Wal¶
Main WAL interface for append-only logging with automatic recovery and rotation.
Table of contents¶
Type Definition¶
The main write-ahead log type. Provides methods for: - Appending records - Syncing to disk - Reading records - Garbage collection
Thread Safety: Wal is Send + Sync and can be safely shared across threads using Arc<Wal>.
Constructor Methods¶
Wal::open¶
Opens a WAL, performing automatic recovery if needed.
Parameters:
- config: Configuration for the WAL
Returns:
- Ok((Wal, RecoveryInfo)): Opened WAL and recovery statistics
- Err(SegmentError): If opening failed
What it does: 1. Validates configuration 2. Creates WAL directory if it doesn't exist 3. Scans existing segments and recovers valid records 4. Truncates any corrupted data 5. Resumes writing from the last valid position
Example:
use nori_wal::{Wal, WalConfig};
let config = WalConfig::default();
let (wal, recovery_info) = Wal::open(config).await?;
println!("Recovered {} records", recovery_info.valid_records);
if recovery_info.corruption_detected {
log::warn!("Truncated {} bytes", recovery_info.bytes_truncated);
}
Errors:
- SegmentError::InvalidConfig: Invalid configuration
- SegmentError::Io: I/O error (disk full, permissions, etc.)
Wal::open_with_meter¶
pub async fn open_with_meter(
config: WalConfig,
meter: Arc<dyn Meter>,
) -> Result<(Self, RecoveryInfo), SegmentError>
Opens a WAL with custom observability.
Parameters:
- config: Configuration for the WAL
- meter: Custom metrics collector (implements nori_observe::Meter)

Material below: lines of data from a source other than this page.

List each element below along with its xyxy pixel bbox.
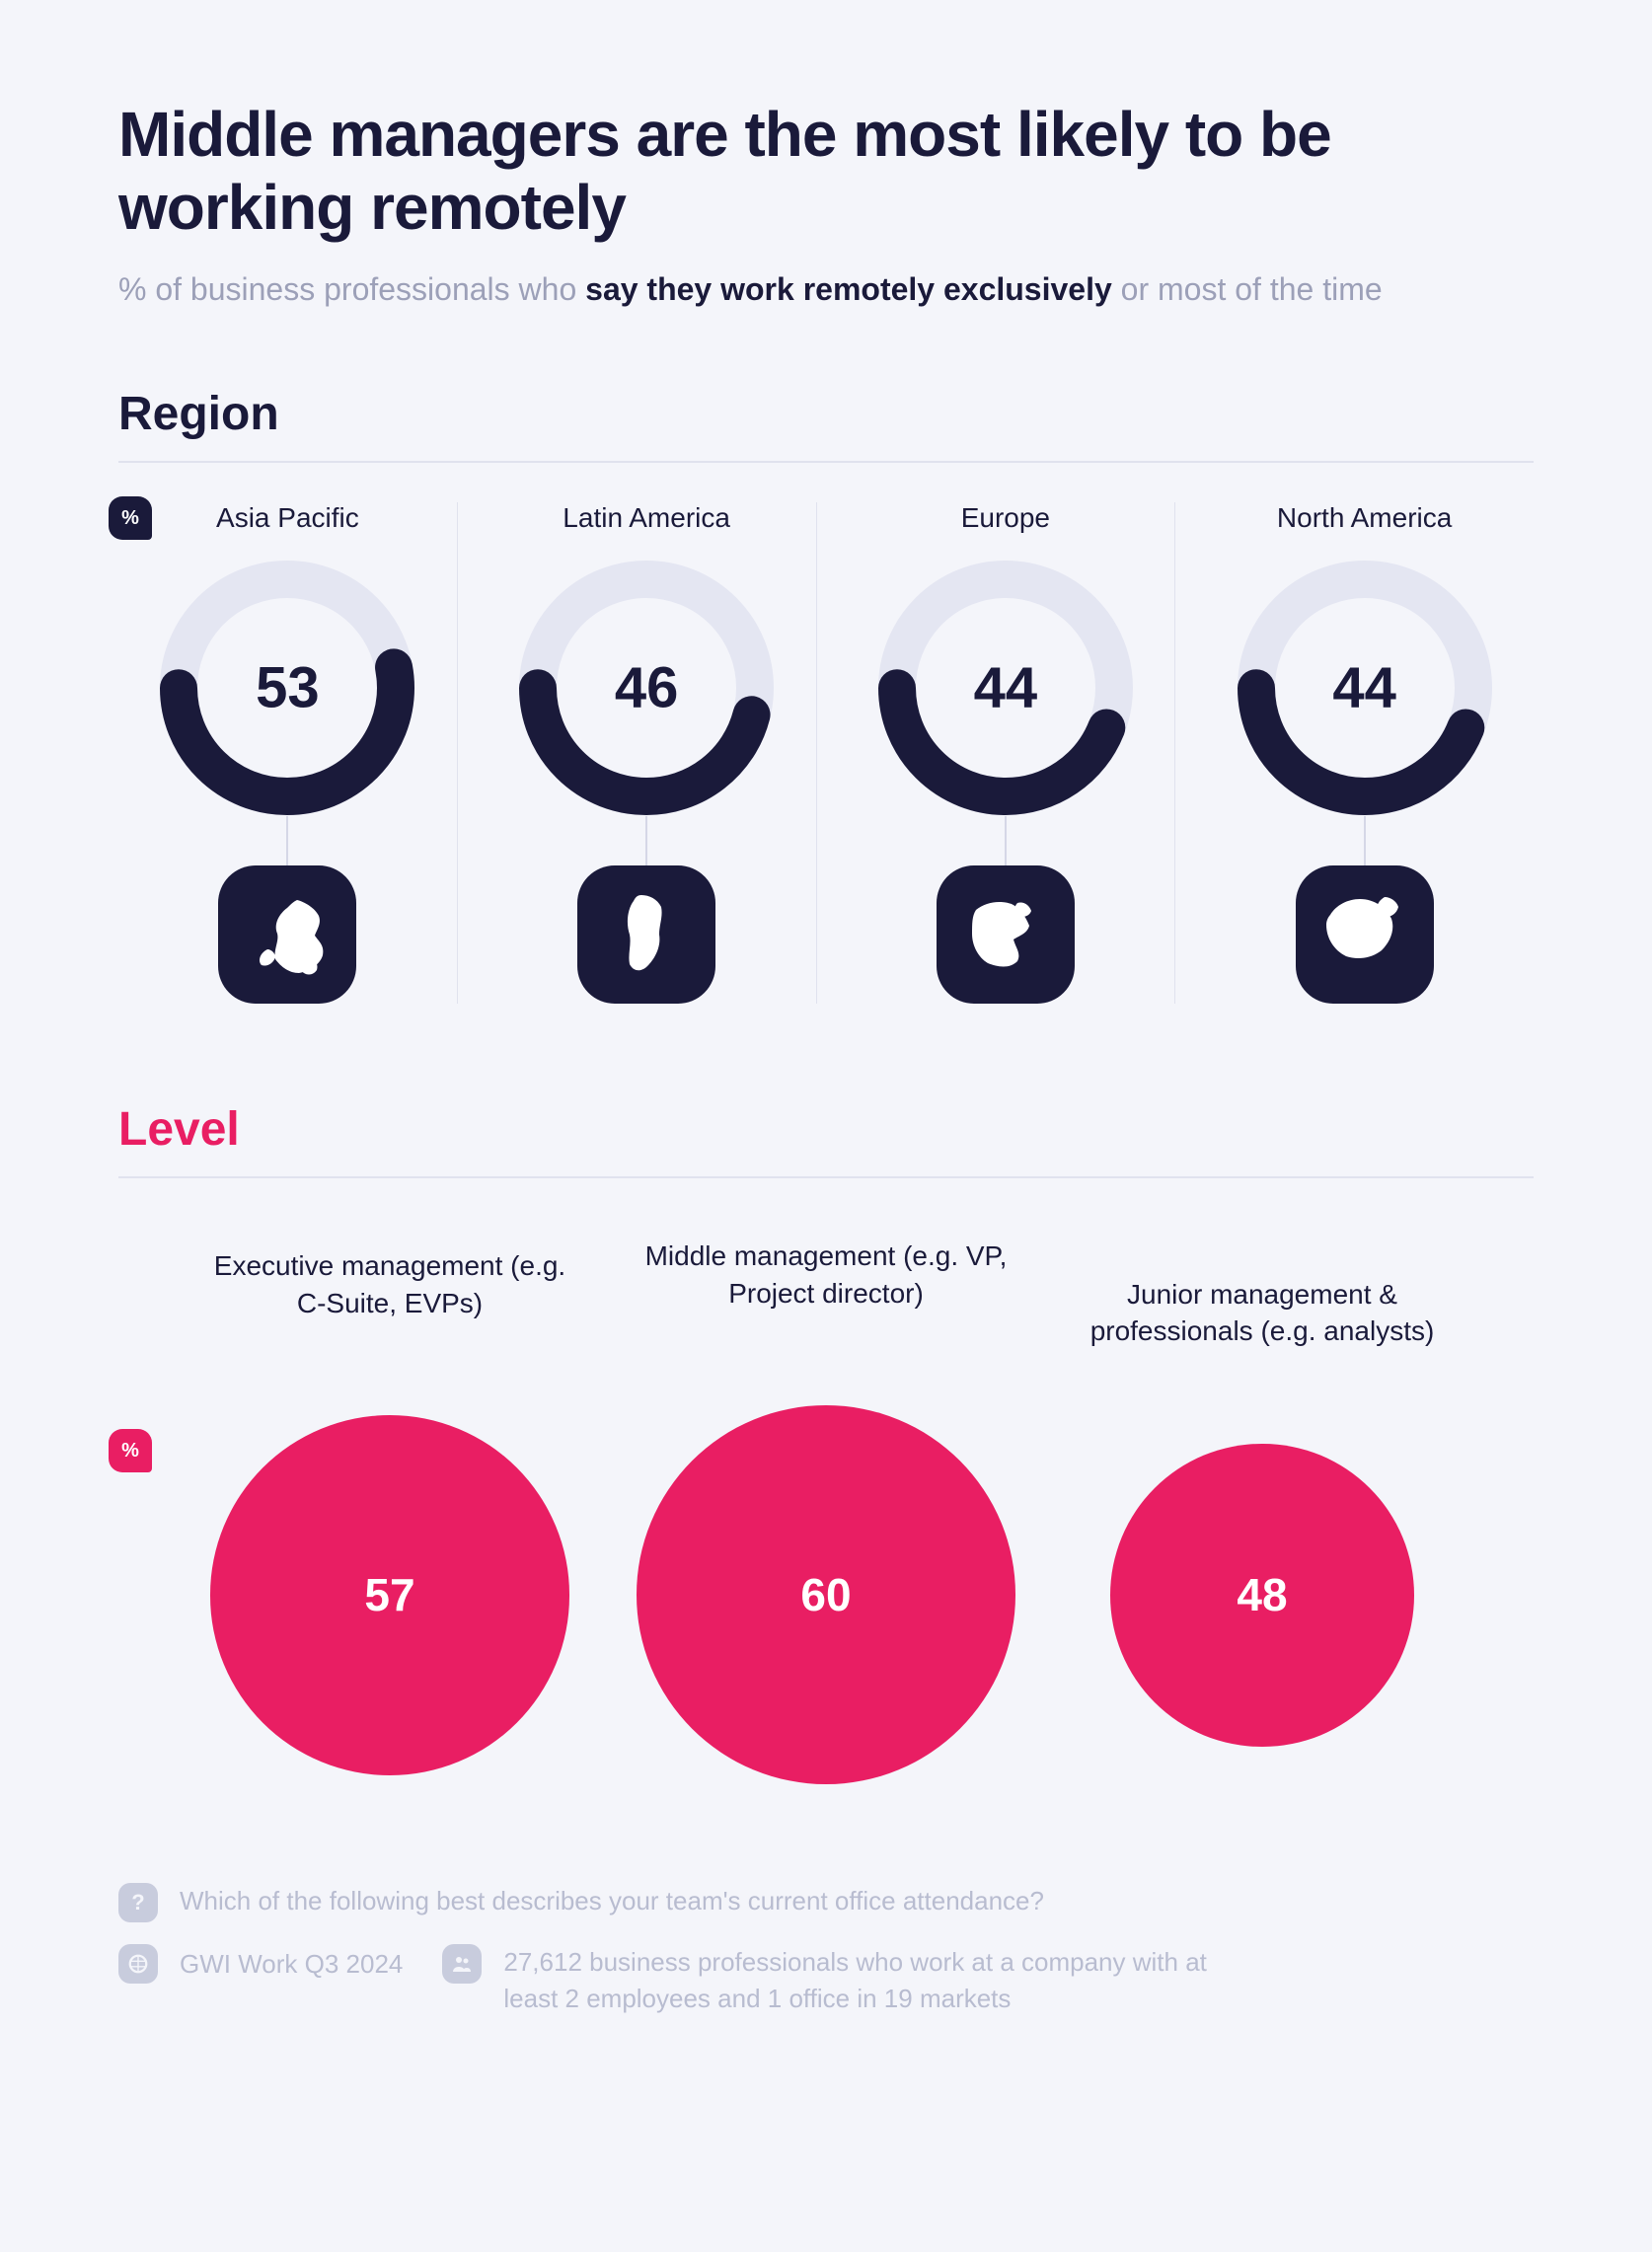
bubble-chart-circle: 60 bbox=[637, 1405, 1015, 1784]
bubble-chart-circle: 48 bbox=[1110, 1444, 1413, 1747]
footer: ? Which of the following best describes … bbox=[118, 1883, 1534, 2016]
subtitle-suffix: or most of the time bbox=[1112, 271, 1383, 307]
footer-question: Which of the following best describes yo… bbox=[180, 1883, 1044, 1918]
bubble-value: 57 bbox=[364, 1568, 414, 1621]
subtitle: % of business professionals who say they… bbox=[118, 271, 1534, 308]
region-item: Europe 44 bbox=[837, 502, 1176, 1004]
region-heading: Region bbox=[118, 387, 1534, 463]
donut-chart: 46 bbox=[518, 560, 775, 816]
region-item: Asia Pacific 53 bbox=[118, 502, 458, 1004]
connector-line bbox=[286, 816, 288, 865]
donut-value: 53 bbox=[256, 655, 320, 721]
level-item: Junior management & professionals (e.g. … bbox=[1075, 1276, 1450, 1747]
region-label: Asia Pacific bbox=[216, 502, 359, 534]
donut-chart: 53 bbox=[159, 560, 415, 816]
bubble-chart-circle: 57 bbox=[210, 1415, 570, 1775]
donut-value: 44 bbox=[1332, 655, 1396, 721]
bubble-value: 48 bbox=[1237, 1568, 1287, 1621]
footer-sample: 27,612 business professionals who work a… bbox=[503, 1944, 1214, 2016]
percent-badge-icon bbox=[109, 496, 152, 540]
level-row: Executive management (e.g. C-Suite, EVPs… bbox=[118, 1218, 1534, 1784]
donut-value: 46 bbox=[615, 655, 679, 721]
subtitle-prefix: % of business professionals who bbox=[118, 271, 585, 307]
sample-icon bbox=[442, 1944, 482, 1984]
percent-badge-icon bbox=[109, 1429, 152, 1472]
source-icon bbox=[118, 1944, 158, 1984]
connector-line bbox=[1005, 816, 1007, 865]
page-title: Middle managers are the most likely to b… bbox=[118, 99, 1534, 244]
connector-line bbox=[1364, 816, 1366, 865]
level-label: Middle management (e.g. VP, Project dire… bbox=[638, 1238, 1014, 1356]
region-row: Asia Pacific 53 Latin America 46 Eur bbox=[118, 502, 1534, 1004]
region-label: Europe bbox=[961, 502, 1050, 534]
bubble-value: 60 bbox=[800, 1568, 851, 1621]
globe-icon bbox=[937, 865, 1075, 1004]
subtitle-bold: say they work remotely exclusively bbox=[585, 271, 1112, 307]
region-item: North America 44 bbox=[1195, 502, 1534, 1004]
question-icon: ? bbox=[118, 1883, 158, 1922]
level-label: Executive management (e.g. C-Suite, EVPs… bbox=[202, 1247, 577, 1366]
region-label: Latin America bbox=[563, 502, 730, 534]
globe-icon bbox=[577, 865, 715, 1004]
level-item: Executive management (e.g. C-Suite, EVPs… bbox=[202, 1247, 577, 1775]
region-label: North America bbox=[1277, 502, 1452, 534]
level-heading: Level bbox=[118, 1102, 1534, 1178]
footer-source: GWI Work Q3 2024 bbox=[180, 1946, 403, 1982]
donut-chart: 44 bbox=[877, 560, 1134, 816]
level-item: Middle management (e.g. VP, Project dire… bbox=[637, 1238, 1015, 1784]
connector-line bbox=[645, 816, 647, 865]
region-item: Latin America 46 bbox=[478, 502, 817, 1004]
donut-chart: 44 bbox=[1237, 560, 1493, 816]
level-label: Junior management & professionals (e.g. … bbox=[1075, 1276, 1450, 1394]
donut-value: 44 bbox=[974, 655, 1038, 721]
globe-icon bbox=[1296, 865, 1434, 1004]
globe-icon bbox=[218, 865, 356, 1004]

Returns: Same as Wal::open
Use when: - Integrating with custom metrics systems - Emitting events to dashboards - Advanced monitoring/debugging
Example:
use nori_wal::Wal;
use std::sync::Arc;
let meter = Arc::new(MyCustomMeter::new());
let (wal, info) = Wal::open_with_meter(config, meter).await?;
Write Methods¶
append¶
Appends a single record to the WAL.
Parameters:
- record: The record to append
Returns:
- Ok(Position): Where the record was written (segment ID + offset)
- Err(SegmentError): If append failed
Behavior:
- Record is encoded and written to the active segment
- Segment rotates automatically if size limit reached
- Fsync behavior depends on FsyncPolicy
- Thread-safe: multiple threads can call concurrently (serialized internally)
Example:
use nori_wal::{Record, Position};
let record = Record::put(b"user:123", b"alice@example.com");
let position = wal.append(&record).await?;
println!("Wrote record at {:?}", position);
// Output: Wrote record at Position { segment_id: 0, offset: 1024 }
Performance: - Without fsync: ~10-50μs - With fsync (Always policy): ~1-5ms - With fsync (Batch policy): ~10-50μs (most writes), ~1-5ms (periodic)
append_batch¶
Appends multiple records in a batch.
Parameters:
- records: Slice of records to append
Returns:
- Ok(Vec<Position>): Positions where each record was written
- Err(SegmentError): If batch append failed
Benefits over repeated append():
- Acquires lock only once (not once per record)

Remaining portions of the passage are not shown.